Plan für den KontrollverlustIranisches Oberhaupt erwägt offenbar Flucht nach Moskau

Seit Ende Dezember gibt es im Iran zunehmend heftige Proteste gegen das Regime. Der geistliche und politische Führer der Islamischen Republik macht sich einem Bericht zufolge Sorgen um die eigene Sicherheit und schmiedet Fluchtpläne.
Das geistliche Oberhaupt des Iran, Ajatollah Ali Chamenei, will im Falle einer Intensivierung der Proteste gegen das iranische Regime offenbar nach Russland fliehen. Laut einem Bericht der britischen Zeitung "The Times" würde der 86-jährige Chamenei mit 20 engen Vertrauten und Familienmitgliedern das Land verlassen, falls die iranischen Sicherheitskräfte desertieren oder die zunehmenden Proteste nicht niederschlagen können.

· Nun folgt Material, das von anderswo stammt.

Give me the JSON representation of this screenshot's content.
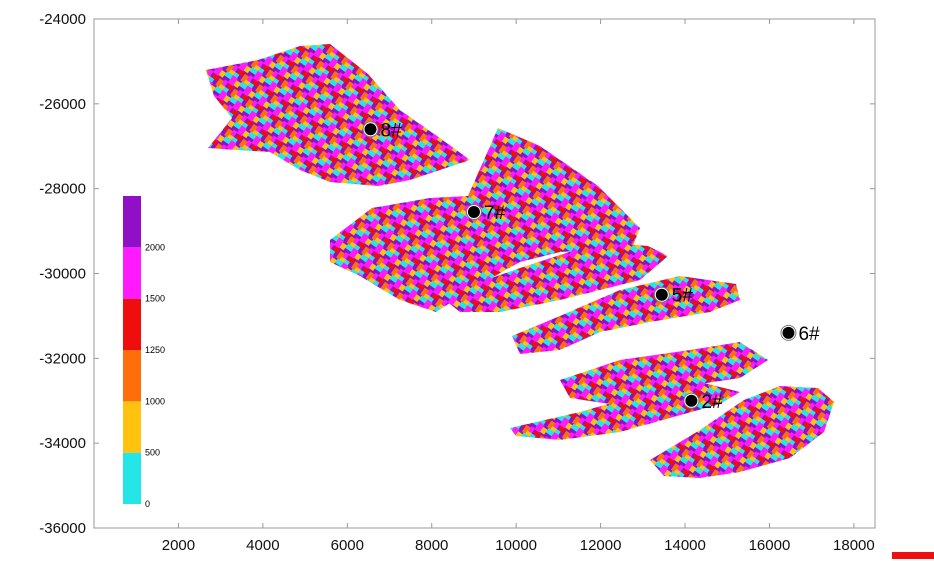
{
  "chart_data": {
    "type": "scatter",
    "xlim": [
      0,
      18500
    ],
    "ylim": [
      -36000,
      -24000
    ],
    "x_ticks": [
      2000,
      4000,
      6000,
      8000,
      10000,
      12000,
      14000,
      16000,
      18000
    ],
    "y_ticks": [
      -24000,
      -26000,
      -28000,
      -30000,
      -32000,
      -34000,
      -36000
    ],
    "x_tick_labels": [
      "2000",
      "4000",
      "6000",
      "8000",
      "10000",
      "12000",
      "14000",
      "16000",
      "18000"
    ],
    "y_tick_labels": [
      "-24000",
      "-26000",
      "-28000",
      "-30000",
      "-32000",
      "-34000",
      "-36000"
    ],
    "wells": [
      {
        "label": "8#",
        "x": 6550,
        "y": -26600
      },
      {
        "label": "7#",
        "x": 9000,
        "y": -28550
      },
      {
        "label": "5#",
        "x": 13450,
        "y": -30500
      },
      {
        "label": "6#",
        "x": 16450,
        "y": -31400
      },
      {
        "label": "2#",
        "x": 14150,
        "y": -33000
      }
    ],
    "colorbar": {
      "levels": [
        {
          "label": "0",
          "color": "#25e6e6"
        },
        {
          "label": "500",
          "color": "#ffc20e"
        },
        {
          "label": "1000",
          "color": "#ff6e0a"
        },
        {
          "label": "1250",
          "color": "#ee0e0e"
        },
        {
          "label": "1500",
          "color": "#ff1aff"
        },
        {
          "label": "2000",
          "color": "#9010c8"
        }
      ]
    },
    "grid": false
  }
}
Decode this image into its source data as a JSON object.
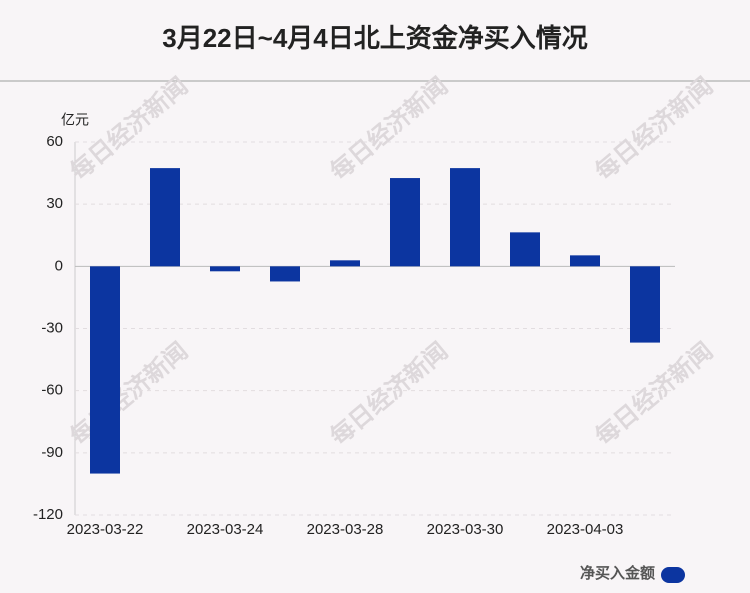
{
  "chart_data": {
    "type": "bar",
    "title": "3月22日~4月4日北上资金净买入情况",
    "y_unit": "亿元",
    "watermark": "每日经济新闻",
    "categories": [
      "2023-03-22",
      null,
      "2023-03-24",
      null,
      "2023-03-28",
      null,
      "2023-03-30",
      null,
      "2023-04-03",
      null
    ],
    "series": [
      {
        "name": "净买入金额",
        "color": "#0c35a0",
        "values": [
          -100,
          47.4,
          -2.4,
          -7.3,
          2.9,
          42.6,
          47.4,
          16.4,
          5.3,
          -36.8
        ]
      }
    ],
    "ylim": [
      -120,
      60
    ],
    "yticks": [
      -120,
      -90,
      -60,
      -30,
      0,
      30,
      60
    ],
    "grid": true
  }
}
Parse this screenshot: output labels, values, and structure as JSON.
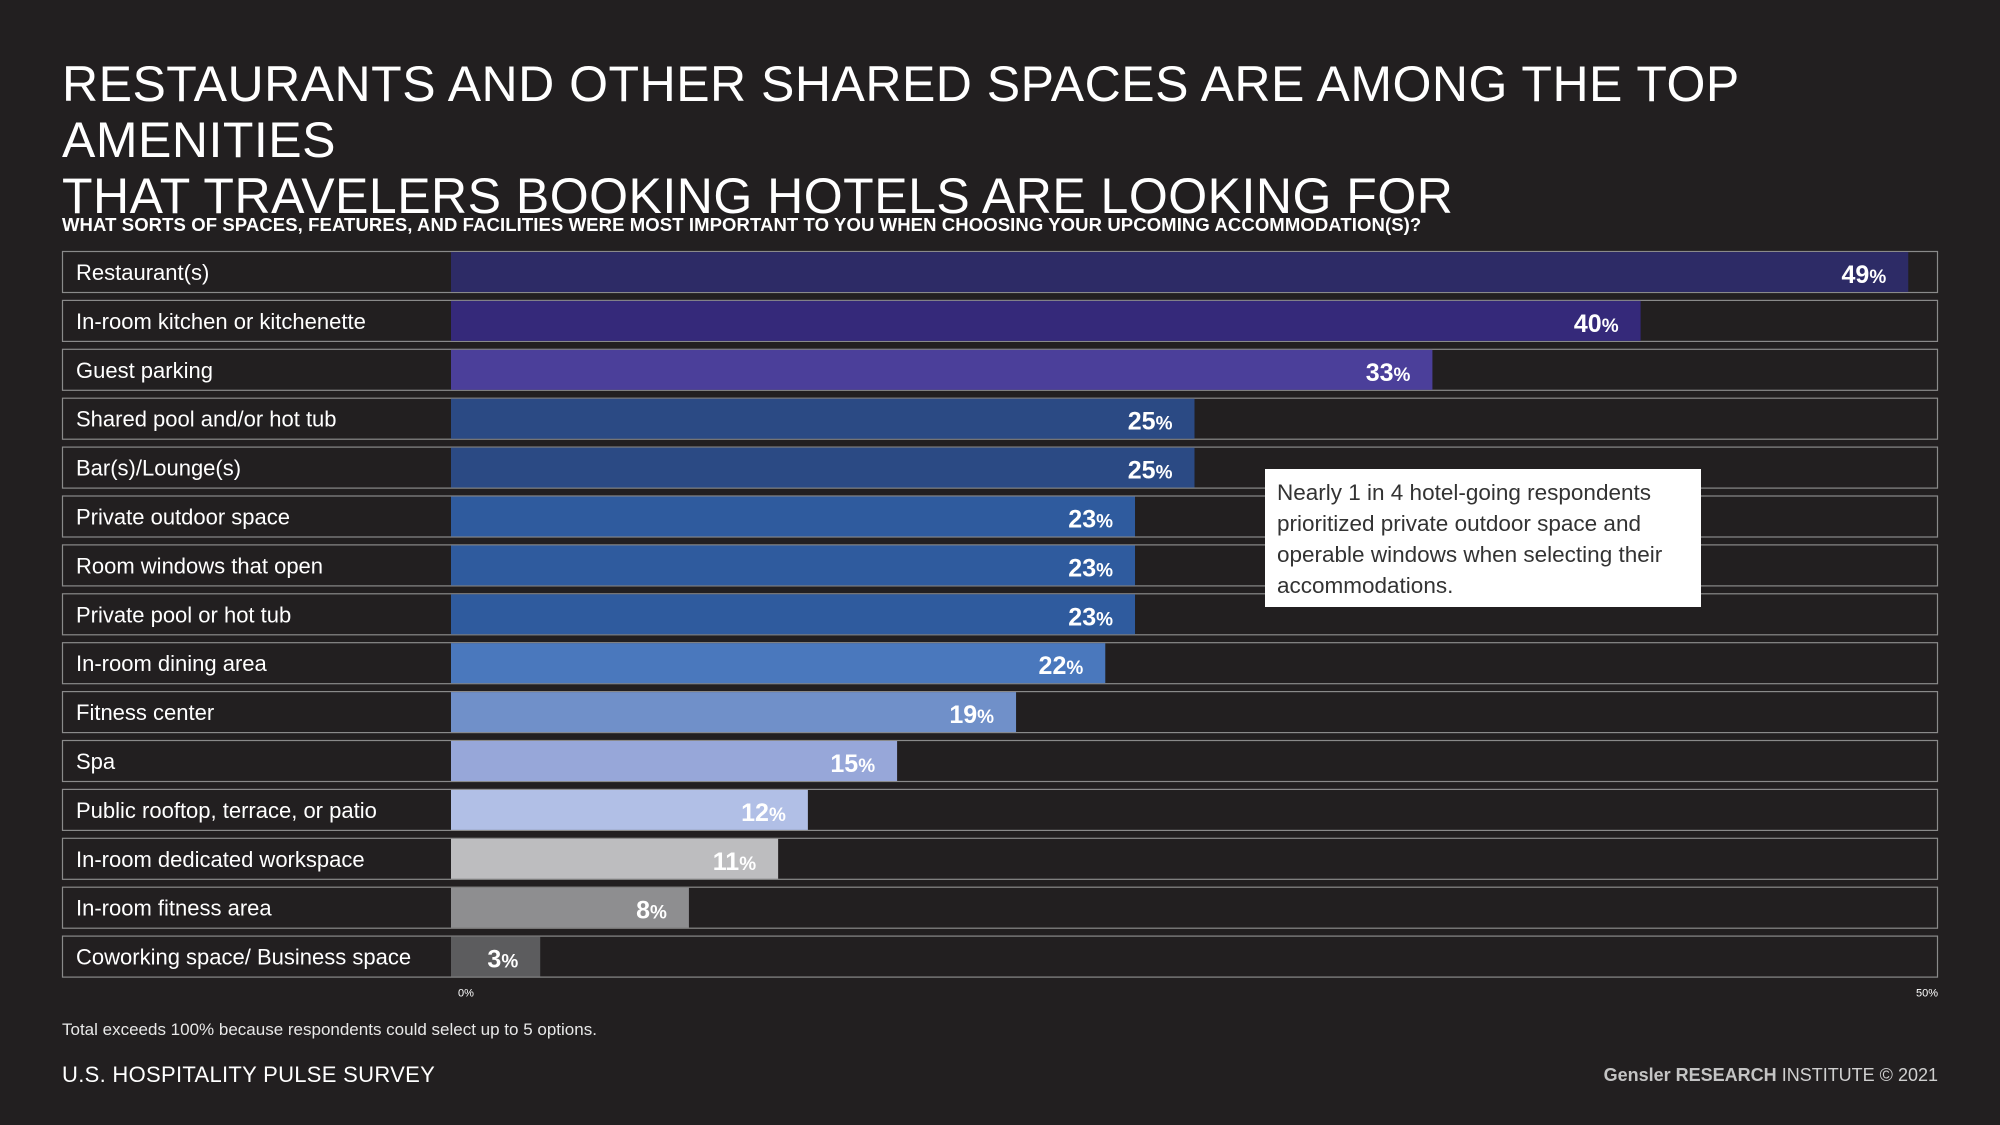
{
  "title_lines": [
    "RESTAURANTS AND OTHER SHARED SPACES ARE AMONG THE TOP AMENITIES",
    "THAT TRAVELERS BOOKING HOTELS ARE LOOKING FOR"
  ],
  "question": "WHAT SORTS OF SPACES, FEATURES, AND FACILITIES WERE MOST IMPORTANT TO YOU WHEN CHOOSING YOUR UPCOMING ACCOMMODATION(S)?",
  "callout": "Nearly 1 in 4 hotel-going respondents prioritized private outdoor space and operable windows when selecting their accommodations.",
  "footnote": "Total exceeds 100% because respondents could select up to 5 options.",
  "survey": "U.S. HOSPITALITY PULSE SURVEY",
  "credit": {
    "brand": "Gensler RESEARCH",
    "rest": " INSTITUTE © 2021"
  },
  "chart_data": {
    "type": "bar",
    "orientation": "horizontal",
    "title": "WHAT SORTS OF SPACES, FEATURES, AND FACILITIES WERE MOST IMPORTANT TO YOU WHEN CHOOSING YOUR UPCOMING ACCOMMODATION(S)?",
    "categories": [
      "Restaurant(s)",
      "In-room kitchen or kitchenette",
      "Guest parking",
      "Shared pool and/or hot tub",
      "Bar(s)/Lounge(s)",
      "Private outdoor space",
      "Room windows that open",
      "Private pool or hot tub",
      "In-room dining area",
      "Fitness center",
      "Spa",
      "Public rooftop, terrace, or patio",
      "In-room dedicated workspace",
      "In-room fitness area",
      "Coworking space/ Business space"
    ],
    "values": [
      49,
      40,
      33,
      25,
      25,
      23,
      23,
      23,
      22,
      19,
      15,
      12,
      11,
      8,
      3
    ],
    "value_suffix": "%",
    "colors": [
      "#2d2b66",
      "#35297a",
      "#4b3f9a",
      "#2b4a84",
      "#2b4a84",
      "#2f5b9e",
      "#2f5b9e",
      "#2f5b9e",
      "#4a78bd",
      "#7090c9",
      "#97a7d9",
      "#b1bfe6",
      "#bdbdbf",
      "#8e8e90",
      "#5c5c5e"
    ],
    "xlim": [
      0,
      50
    ],
    "x_ticks": [
      "0%",
      "50%"
    ],
    "xlabel": "",
    "ylabel": ""
  }
}
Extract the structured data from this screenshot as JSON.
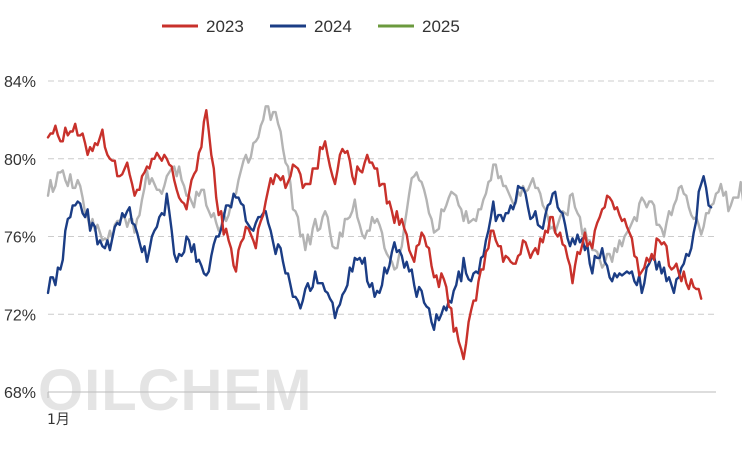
{
  "watermark": "OILCHEM",
  "colors": {
    "grid": "#cccccc",
    "axis": "#bbbbbb",
    "text": "#333333"
  },
  "chart_data": {
    "type": "line",
    "title": "",
    "xlabel": "",
    "ylabel": "",
    "x_tick_labels": [
      "1月"
    ],
    "y_ticks": [
      "68%",
      "72%",
      "76%",
      "80%",
      "84%"
    ],
    "ylim": [
      68,
      84
    ],
    "grid": "horizontal dashed",
    "legend_position": "top",
    "x_points_per_year": 270,
    "series": [
      {
        "name": "2023",
        "color": "#c8312b",
        "anchors": [
          [
            0,
            81.5
          ],
          [
            5,
            81.2
          ],
          [
            10,
            81.6
          ],
          [
            16,
            80.5
          ],
          [
            22,
            81.2
          ],
          [
            28,
            79.2
          ],
          [
            32,
            79.5
          ],
          [
            36,
            78.2
          ],
          [
            42,
            79.8
          ],
          [
            48,
            80.0
          ],
          [
            52,
            78.5
          ],
          [
            56,
            77.5
          ],
          [
            60,
            79.5
          ],
          [
            64,
            82.5
          ],
          [
            68,
            78.0
          ],
          [
            72,
            76.0
          ],
          [
            76,
            74.5
          ],
          [
            80,
            76.5
          ],
          [
            84,
            75.5
          ],
          [
            88,
            78.0
          ],
          [
            92,
            79.5
          ],
          [
            96,
            78.5
          ],
          [
            100,
            80.0
          ],
          [
            104,
            78.5
          ],
          [
            108,
            79.5
          ],
          [
            112,
            81.0
          ],
          [
            116,
            79.0
          ],
          [
            120,
            80.5
          ],
          [
            124,
            79.0
          ],
          [
            128,
            80.0
          ],
          [
            132,
            79.5
          ],
          [
            136,
            78.5
          ],
          [
            140,
            77.0
          ],
          [
            144,
            76.5
          ],
          [
            148,
            75.0
          ],
          [
            152,
            76.0
          ],
          [
            156,
            74.0
          ],
          [
            160,
            73.5
          ],
          [
            164,
            71.5
          ],
          [
            168,
            70.0
          ],
          [
            172,
            72.5
          ],
          [
            176,
            74.5
          ],
          [
            180,
            76.5
          ],
          [
            184,
            75.0
          ],
          [
            188,
            74.5
          ],
          [
            192,
            75.5
          ],
          [
            196,
            74.8
          ],
          [
            200,
            76.0
          ],
          [
            204,
            77.0
          ],
          [
            208,
            75.5
          ],
          [
            212,
            74.0
          ],
          [
            216,
            76.0
          ],
          [
            220,
            75.5
          ],
          [
            224,
            77.5
          ],
          [
            228,
            78.0
          ],
          [
            232,
            77.0
          ],
          [
            236,
            75.5
          ],
          [
            240,
            74.0
          ],
          [
            244,
            75.0
          ],
          [
            248,
            76.0
          ],
          [
            252,
            74.5
          ],
          [
            256,
            74.0
          ],
          [
            260,
            73.5
          ],
          [
            264,
            72.8
          ]
        ],
        "values": []
      },
      {
        "name": "2024",
        "color": "#1b3d85",
        "anchors": [
          [
            0,
            73.5
          ],
          [
            4,
            74.0
          ],
          [
            8,
            76.5
          ],
          [
            12,
            78.0
          ],
          [
            16,
            77.0
          ],
          [
            20,
            76.0
          ],
          [
            24,
            75.5
          ],
          [
            28,
            76.5
          ],
          [
            32,
            77.5
          ],
          [
            36,
            76.0
          ],
          [
            40,
            75.0
          ],
          [
            44,
            76.5
          ],
          [
            48,
            77.8
          ],
          [
            52,
            74.5
          ],
          [
            56,
            75.8
          ],
          [
            60,
            75.0
          ],
          [
            64,
            74.0
          ],
          [
            68,
            76.0
          ],
          [
            72,
            77.5
          ],
          [
            76,
            78.0
          ],
          [
            80,
            77.0
          ],
          [
            84,
            76.5
          ],
          [
            88,
            77.0
          ],
          [
            92,
            75.5
          ],
          [
            96,
            74.5
          ],
          [
            100,
            72.5
          ],
          [
            104,
            73.0
          ],
          [
            108,
            74.0
          ],
          [
            112,
            73.5
          ],
          [
            116,
            72.0
          ],
          [
            120,
            73.5
          ],
          [
            124,
            75.0
          ],
          [
            128,
            74.5
          ],
          [
            132,
            73.0
          ],
          [
            136,
            74.0
          ],
          [
            140,
            75.5
          ],
          [
            144,
            74.8
          ],
          [
            148,
            73.5
          ],
          [
            152,
            72.5
          ],
          [
            156,
            71.5
          ],
          [
            160,
            72.0
          ],
          [
            164,
            73.0
          ],
          [
            168,
            74.5
          ],
          [
            172,
            73.8
          ],
          [
            176,
            75.0
          ],
          [
            180,
            77.5
          ],
          [
            184,
            76.5
          ],
          [
            188,
            77.8
          ],
          [
            192,
            78.5
          ],
          [
            196,
            77.0
          ],
          [
            200,
            76.5
          ],
          [
            204,
            78.5
          ],
          [
            208,
            77.0
          ],
          [
            212,
            75.5
          ],
          [
            216,
            76.0
          ],
          [
            220,
            74.5
          ],
          [
            224,
            75.5
          ],
          [
            228,
            74.0
          ],
          [
            232,
            73.8
          ],
          [
            236,
            74.2
          ],
          [
            240,
            73.5
          ],
          [
            244,
            75.0
          ],
          [
            248,
            74.5
          ],
          [
            252,
            73.2
          ],
          [
            256,
            74.0
          ],
          [
            260,
            75.5
          ],
          [
            264,
            79.0
          ],
          [
            268,
            77.5
          ]
        ],
        "values": []
      },
      {
        "name": "2025",
        "color": "#6b9a3e",
        "values": []
      },
      {
        "name": "",
        "color": "#b4b4b4",
        "anchors": [
          [
            0,
            78.5
          ],
          [
            6,
            79.0
          ],
          [
            12,
            78.5
          ],
          [
            18,
            76.5
          ],
          [
            24,
            76.0
          ],
          [
            30,
            77.0
          ],
          [
            36,
            76.5
          ],
          [
            40,
            79.0
          ],
          [
            46,
            78.0
          ],
          [
            50,
            79.5
          ],
          [
            54,
            79.0
          ],
          [
            58,
            77.5
          ],
          [
            62,
            78.5
          ],
          [
            66,
            77.0
          ],
          [
            70,
            76.5
          ],
          [
            76,
            78.5
          ],
          [
            82,
            80.5
          ],
          [
            88,
            82.5
          ],
          [
            92,
            82.0
          ],
          [
            96,
            80.0
          ],
          [
            100,
            77.0
          ],
          [
            104,
            75.5
          ],
          [
            108,
            76.5
          ],
          [
            112,
            77.0
          ],
          [
            116,
            75.5
          ],
          [
            120,
            76.5
          ],
          [
            124,
            77.5
          ],
          [
            128,
            76.0
          ],
          [
            132,
            77.0
          ],
          [
            136,
            75.5
          ],
          [
            140,
            74.0
          ],
          [
            144,
            76.5
          ],
          [
            148,
            79.5
          ],
          [
            152,
            78.0
          ],
          [
            156,
            76.0
          ],
          [
            160,
            77.5
          ],
          [
            164,
            78.5
          ],
          [
            168,
            77.0
          ],
          [
            172,
            76.5
          ],
          [
            176,
            77.5
          ],
          [
            180,
            79.5
          ],
          [
            184,
            79.0
          ],
          [
            188,
            77.5
          ],
          [
            192,
            78.5
          ],
          [
            196,
            79.0
          ],
          [
            200,
            77.5
          ],
          [
            204,
            76.5
          ],
          [
            208,
            77.0
          ],
          [
            212,
            78.0
          ],
          [
            216,
            76.5
          ],
          [
            220,
            75.5
          ],
          [
            224,
            74.5
          ],
          [
            228,
            75.0
          ],
          [
            232,
            75.5
          ],
          [
            236,
            76.5
          ],
          [
            240,
            78.0
          ],
          [
            244,
            77.5
          ],
          [
            248,
            76.0
          ],
          [
            252,
            77.5
          ],
          [
            256,
            78.5
          ],
          [
            260,
            77.0
          ],
          [
            264,
            76.5
          ],
          [
            268,
            77.5
          ],
          [
            272,
            78.5
          ],
          [
            276,
            77.5
          ],
          [
            280,
            78.5
          ],
          [
            284,
            77.0
          ],
          [
            288,
            75.5
          ],
          [
            292,
            77.5
          ],
          [
            296,
            78.5
          ],
          [
            300,
            78.0
          ],
          [
            304,
            77.0
          ],
          [
            308,
            78.5
          ],
          [
            312,
            77.5
          ]
        ],
        "values": []
      }
    ]
  }
}
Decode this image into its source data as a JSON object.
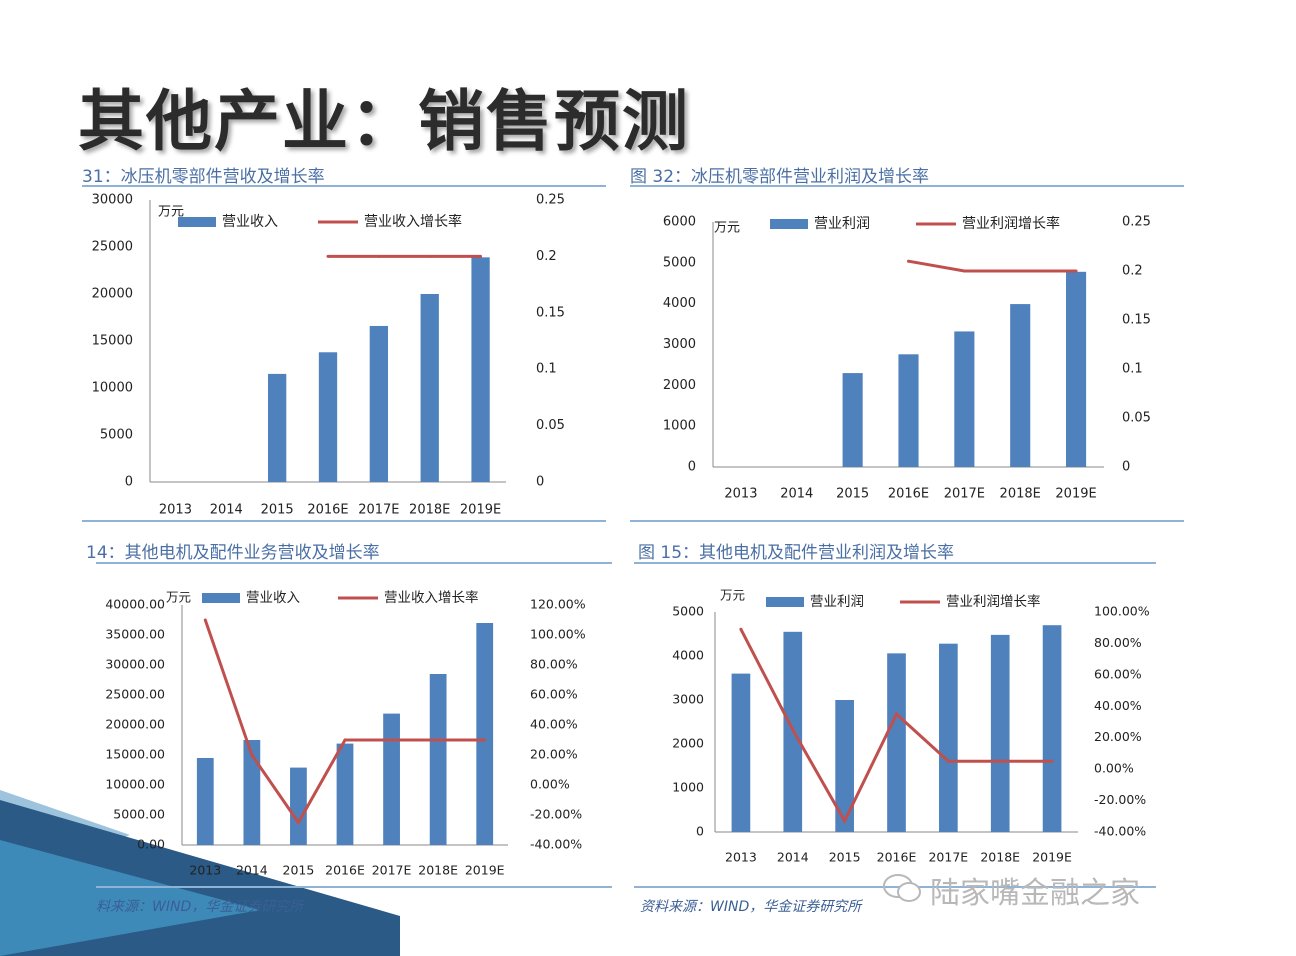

Der Iran wird seit Ende Dezember von landesweiten Protesten gegen die hohen Lebenshaltungskosten und die schlechte Wirtschaftslage erschüttert. Zunächst demonstrierten vor allem Händler in Teheran, später schlossen sich auch Studenten in zahlreichen Städten der Protestbewegung an. Dabei sind nach Angaben von Aktivisten schon mindestens 29 Menschen ums Leben gekommen. Unter den Toten sollen sich auch zwei Angehörige der Sicherheitskräfte befinden.
Die "Times" beruft sich auf einen Geheimdienstbericht, wonach Chameneis Sohn und möglicher Nachfolger Mojtaba ebenfalls mit nach Moskau fliehen würde. Für den Geistlichen gebe es keinen anderen Zufluchtsort als die russische Hauptstadt, heißt es. Der Fluchtplan könne insbesondere dann aktiviert werden, wenn die Proteste gewaltsamer werden und die iranischen Sicherheitskräfte Chameneis Befehlen nicht mehr Folge leisten.
Proteste bislang nicht so heftig wie 2022
Seit 36 Jahren ist Ajatollah Ali Chamenei der mächtigste Mann im Iran. Der 86-Jährige ist das geistliche Oberhaupt und zugleich der politische Führer der Islamischen Republik. Ohne ihn geht nichts in dem schiitischen Staat. Chamenei hat offiziell immer das letzte Wort.
Das Ausmaß der Proteste erreichte bisher nicht das der Massendemonstrationen von 2022, die durch den Tod der jungen Kurdin Mahsa Amini in Polizeigewahrsam ausgelöst worden waren. Während jener Proteste waren hunderte Menschen, darunter dutzende Sicherheitskräfte, getötet worden. Tausende Menschen wurden inhaftiert. Mehrere der Festgenommenen wurden hingerichtet. Laut der UN-Sonderberichterstatterin für Menschenrechte im Iran, Mai Sato, deuteten Berichte auf "eine zunehmende Konfrontation zwischen Demonstranten und Sicherheitskräften" hin.